Abstract

Ensuring the safety of autonomous vehicles (AVs) is of utmost importance, and testing them in simulated environments is a safer option than conducting in-field operational tests. However, generating an exhaustive test suite to identify critical test scenarios is computationally expensive as the representation of each test is complex and contains various dynamic and static features, such as the AV under test, road participants (vehicles, pedestrians, and static obstacles), environmental factors (weather and light), and the road’s structural features (lanes, turns, road speed, etc.). In this paper, we present a systematic technique that uses Instance Space Analysis (ISA) to identify the significant features of test scenarios that affect their ability to reveal the unsafe behaviour of AVs.
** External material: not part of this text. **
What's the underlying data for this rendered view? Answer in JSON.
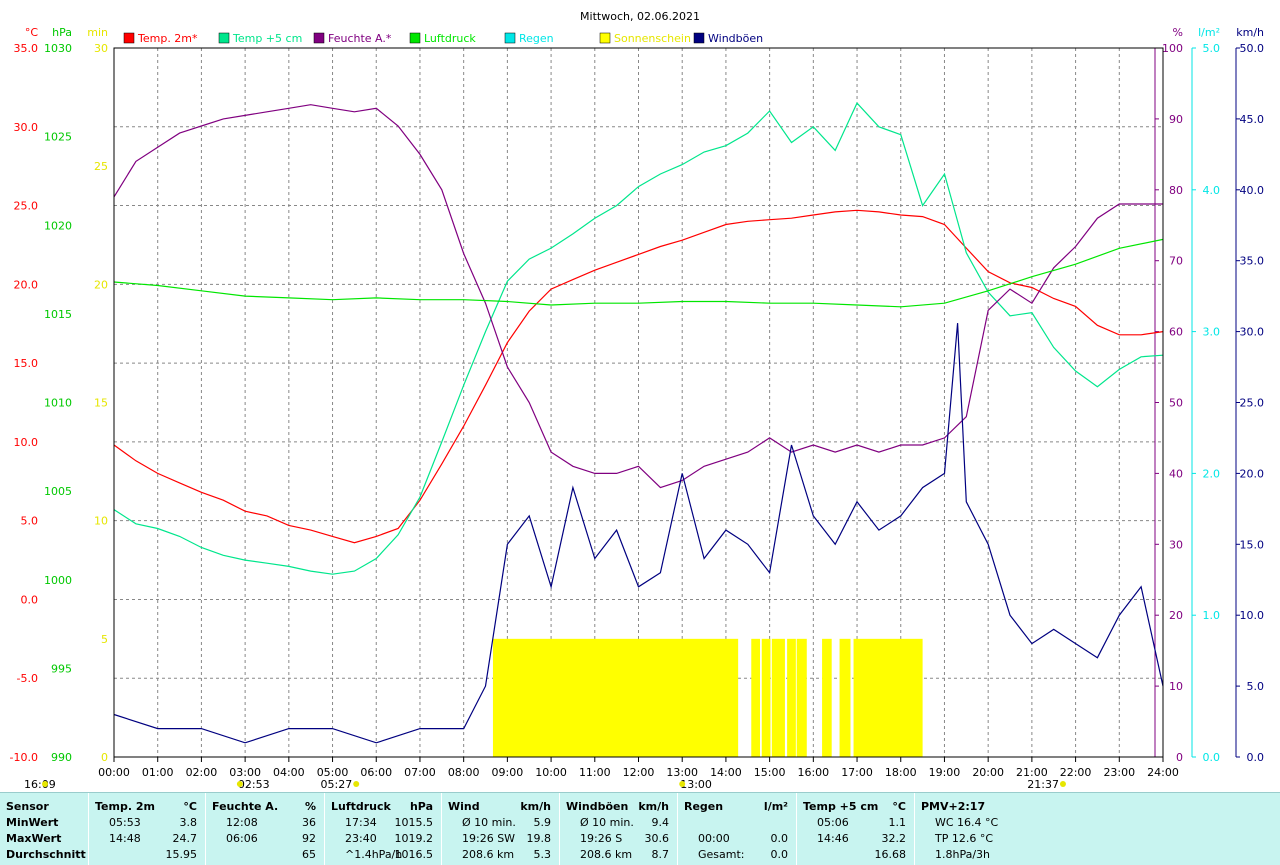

ISA identifies the features that best differentiate safety-critical scenarios from normal driving and visualises the impact of these features on test scenario outcomes (safe/unsafe) in 2 D . This visualisation helps to identify untested regions of the instance space and provides an indicator of the quality of the test suite in terms of the percentage of feature space covered by testing. To test the predictive ability of the identified features, we train five Machine Learning classifiers to classify test scenarios as safe or unsafe. The high precision, recall, and F1 scores indicate that our proposed approach is effective in predicting the outcome of a test scenario without executing it and can be used for test generation, selection, and prioritisation.